We consider stability problems for the compressible viscous and diffusive magnetohydrodynamic (MHD) equations arising in the modeling of magnetic field confinement nuclear fusion. In the first part, we investigate the Cauchy problem to the barotropic MHD system. With the help of the techniques of anti-symmetric matrix and an induction argument on the order of the space derivatives of solutions in energy estimates, we prove that smooth solutions exist globally in time near the non-constant equilibrium solutions. We also obtain the asymptotic behavior of solutions when the time goes to infinity. The result shows that gradients of both the velocity and the magnetic field converge to the equilibrium solutions with the same norm \( \Vert \cdot \Vert _{H^{s-3}}\), while the density converge with stronger norm \( \Vert \cdot \Vert _{H^{s-1}}\). In the second part, the initial value problem to the full MHD system is studied. By means of the techniques of choosing a non-diagonal symmetrizer and elaborate energy estimates, we prove the existence and uniqueness of global solutions to the system when the initial data are close to the non-constant equilibrium states. We find that both the density and temperature converge to the equilibrium states with the same norm \( \Vert \cdot \Vert _{H^{s-1}}\). These phenomena on the charge transport show the essential relationship of the equations between the barotropic and the full MHD systems.

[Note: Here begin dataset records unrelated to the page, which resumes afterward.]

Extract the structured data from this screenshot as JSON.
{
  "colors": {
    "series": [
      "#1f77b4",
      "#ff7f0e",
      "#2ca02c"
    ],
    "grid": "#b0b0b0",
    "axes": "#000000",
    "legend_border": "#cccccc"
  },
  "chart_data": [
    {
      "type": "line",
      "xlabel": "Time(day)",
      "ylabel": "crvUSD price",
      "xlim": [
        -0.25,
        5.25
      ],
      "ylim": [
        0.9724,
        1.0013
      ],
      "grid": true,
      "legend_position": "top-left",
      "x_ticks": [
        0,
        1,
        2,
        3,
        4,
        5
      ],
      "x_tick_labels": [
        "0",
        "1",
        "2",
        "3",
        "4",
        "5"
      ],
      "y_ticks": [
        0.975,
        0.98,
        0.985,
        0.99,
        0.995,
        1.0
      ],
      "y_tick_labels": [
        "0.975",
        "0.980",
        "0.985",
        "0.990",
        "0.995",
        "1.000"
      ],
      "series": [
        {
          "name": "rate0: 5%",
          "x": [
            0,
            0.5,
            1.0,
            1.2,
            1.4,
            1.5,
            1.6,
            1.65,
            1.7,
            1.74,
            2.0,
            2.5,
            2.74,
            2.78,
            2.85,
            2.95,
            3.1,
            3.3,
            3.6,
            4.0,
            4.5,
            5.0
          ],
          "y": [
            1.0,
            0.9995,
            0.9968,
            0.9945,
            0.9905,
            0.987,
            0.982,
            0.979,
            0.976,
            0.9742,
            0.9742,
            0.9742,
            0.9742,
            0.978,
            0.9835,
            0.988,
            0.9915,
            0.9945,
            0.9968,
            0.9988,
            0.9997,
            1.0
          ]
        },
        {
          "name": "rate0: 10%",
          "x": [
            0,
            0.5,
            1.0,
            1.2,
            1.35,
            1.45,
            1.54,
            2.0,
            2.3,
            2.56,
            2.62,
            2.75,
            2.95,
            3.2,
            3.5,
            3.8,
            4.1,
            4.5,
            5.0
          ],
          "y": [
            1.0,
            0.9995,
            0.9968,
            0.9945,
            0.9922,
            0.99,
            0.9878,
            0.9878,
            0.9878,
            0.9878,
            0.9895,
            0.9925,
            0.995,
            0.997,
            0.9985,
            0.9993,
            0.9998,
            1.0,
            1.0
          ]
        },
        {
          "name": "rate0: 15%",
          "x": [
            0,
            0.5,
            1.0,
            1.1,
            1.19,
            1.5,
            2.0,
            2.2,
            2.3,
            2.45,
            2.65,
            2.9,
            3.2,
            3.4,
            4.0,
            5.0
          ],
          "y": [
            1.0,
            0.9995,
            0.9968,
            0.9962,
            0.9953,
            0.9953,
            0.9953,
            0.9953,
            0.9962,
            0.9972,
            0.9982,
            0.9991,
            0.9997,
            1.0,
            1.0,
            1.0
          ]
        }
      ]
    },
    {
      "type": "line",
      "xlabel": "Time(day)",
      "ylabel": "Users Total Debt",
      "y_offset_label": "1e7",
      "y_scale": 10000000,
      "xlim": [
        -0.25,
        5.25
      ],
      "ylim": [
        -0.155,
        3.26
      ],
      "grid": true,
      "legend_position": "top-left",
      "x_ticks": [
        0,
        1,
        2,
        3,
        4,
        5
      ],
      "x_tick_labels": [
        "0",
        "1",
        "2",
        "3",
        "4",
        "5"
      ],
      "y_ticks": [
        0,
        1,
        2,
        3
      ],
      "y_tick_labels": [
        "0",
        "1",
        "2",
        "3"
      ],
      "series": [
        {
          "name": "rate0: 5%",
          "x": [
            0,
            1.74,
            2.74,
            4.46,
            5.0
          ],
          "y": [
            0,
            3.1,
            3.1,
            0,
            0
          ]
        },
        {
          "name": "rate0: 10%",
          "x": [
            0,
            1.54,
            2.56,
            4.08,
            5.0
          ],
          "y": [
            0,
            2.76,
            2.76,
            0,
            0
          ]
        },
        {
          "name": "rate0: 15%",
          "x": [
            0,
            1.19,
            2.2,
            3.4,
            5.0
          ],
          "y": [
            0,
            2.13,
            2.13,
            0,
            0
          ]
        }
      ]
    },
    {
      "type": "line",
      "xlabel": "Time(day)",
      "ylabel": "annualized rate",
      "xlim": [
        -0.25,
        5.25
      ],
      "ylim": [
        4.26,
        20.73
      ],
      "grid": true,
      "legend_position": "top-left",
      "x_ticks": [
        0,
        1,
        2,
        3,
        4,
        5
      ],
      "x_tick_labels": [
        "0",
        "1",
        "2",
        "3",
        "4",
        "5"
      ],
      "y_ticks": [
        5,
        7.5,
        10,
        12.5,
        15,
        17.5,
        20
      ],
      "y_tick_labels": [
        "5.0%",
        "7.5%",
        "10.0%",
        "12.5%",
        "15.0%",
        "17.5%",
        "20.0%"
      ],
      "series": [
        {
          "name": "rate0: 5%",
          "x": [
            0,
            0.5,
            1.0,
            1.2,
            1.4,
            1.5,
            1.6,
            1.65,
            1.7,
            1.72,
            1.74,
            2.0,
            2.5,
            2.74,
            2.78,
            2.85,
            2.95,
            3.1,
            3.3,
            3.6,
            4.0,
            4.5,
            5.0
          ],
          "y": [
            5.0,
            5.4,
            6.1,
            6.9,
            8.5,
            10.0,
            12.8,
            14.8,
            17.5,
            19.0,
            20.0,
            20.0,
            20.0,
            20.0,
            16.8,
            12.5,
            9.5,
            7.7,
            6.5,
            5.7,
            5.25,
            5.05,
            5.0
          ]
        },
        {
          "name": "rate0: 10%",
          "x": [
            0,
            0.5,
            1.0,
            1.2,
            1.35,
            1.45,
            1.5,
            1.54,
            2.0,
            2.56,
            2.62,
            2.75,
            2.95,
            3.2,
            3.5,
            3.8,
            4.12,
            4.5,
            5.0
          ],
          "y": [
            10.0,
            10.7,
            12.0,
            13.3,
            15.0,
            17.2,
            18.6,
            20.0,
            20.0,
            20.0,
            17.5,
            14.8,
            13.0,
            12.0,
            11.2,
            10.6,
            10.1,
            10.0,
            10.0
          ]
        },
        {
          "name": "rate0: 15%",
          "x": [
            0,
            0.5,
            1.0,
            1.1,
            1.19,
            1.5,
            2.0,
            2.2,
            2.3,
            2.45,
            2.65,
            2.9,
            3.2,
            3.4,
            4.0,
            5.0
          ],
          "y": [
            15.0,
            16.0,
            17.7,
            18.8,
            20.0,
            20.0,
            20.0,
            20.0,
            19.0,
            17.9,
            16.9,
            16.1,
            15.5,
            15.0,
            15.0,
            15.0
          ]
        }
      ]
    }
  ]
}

我们考虑在磁场约束核聚变建模中出现的可压缩粘性和扩散磁流体动力学（MHD）方程的稳定性问题。在第一部分中，我们研究了正压MHD系统的柯西问题。借助反对称矩阵技术和能量估计中解的空间导数阶数的归纳论证，我们证明了光滑解在时间上全局存在于非恒定平衡解附近。当时间到无穷远时，我们还获得了解的渐近行为。结果表明，速度和磁场的梯度都收敛到具有相同范数\（\ Vert \ cdot \ Vert _ {H ^ {s-3}} \）的平衡解，而密度收敛于更强的范数\（\ Vert \ cdot \ Vert _ {H ^ {s-1}} \）。在第二部分中，研究了完整MHD系统的初始值问题。通过选择非对角对称器的技术和详尽的能量估计，我们证明了当初始数据接近非恒定平衡状态时系统整体解的存在性和唯一性。我们发现密度和温度都以相同的标准\（\ Vert \ cdot \ Vert _ {H ^ {s-1}} \）收敛到平衡状态。电荷传输中的这些现象表明了正压和完整MHD系统之间方程的本质关系。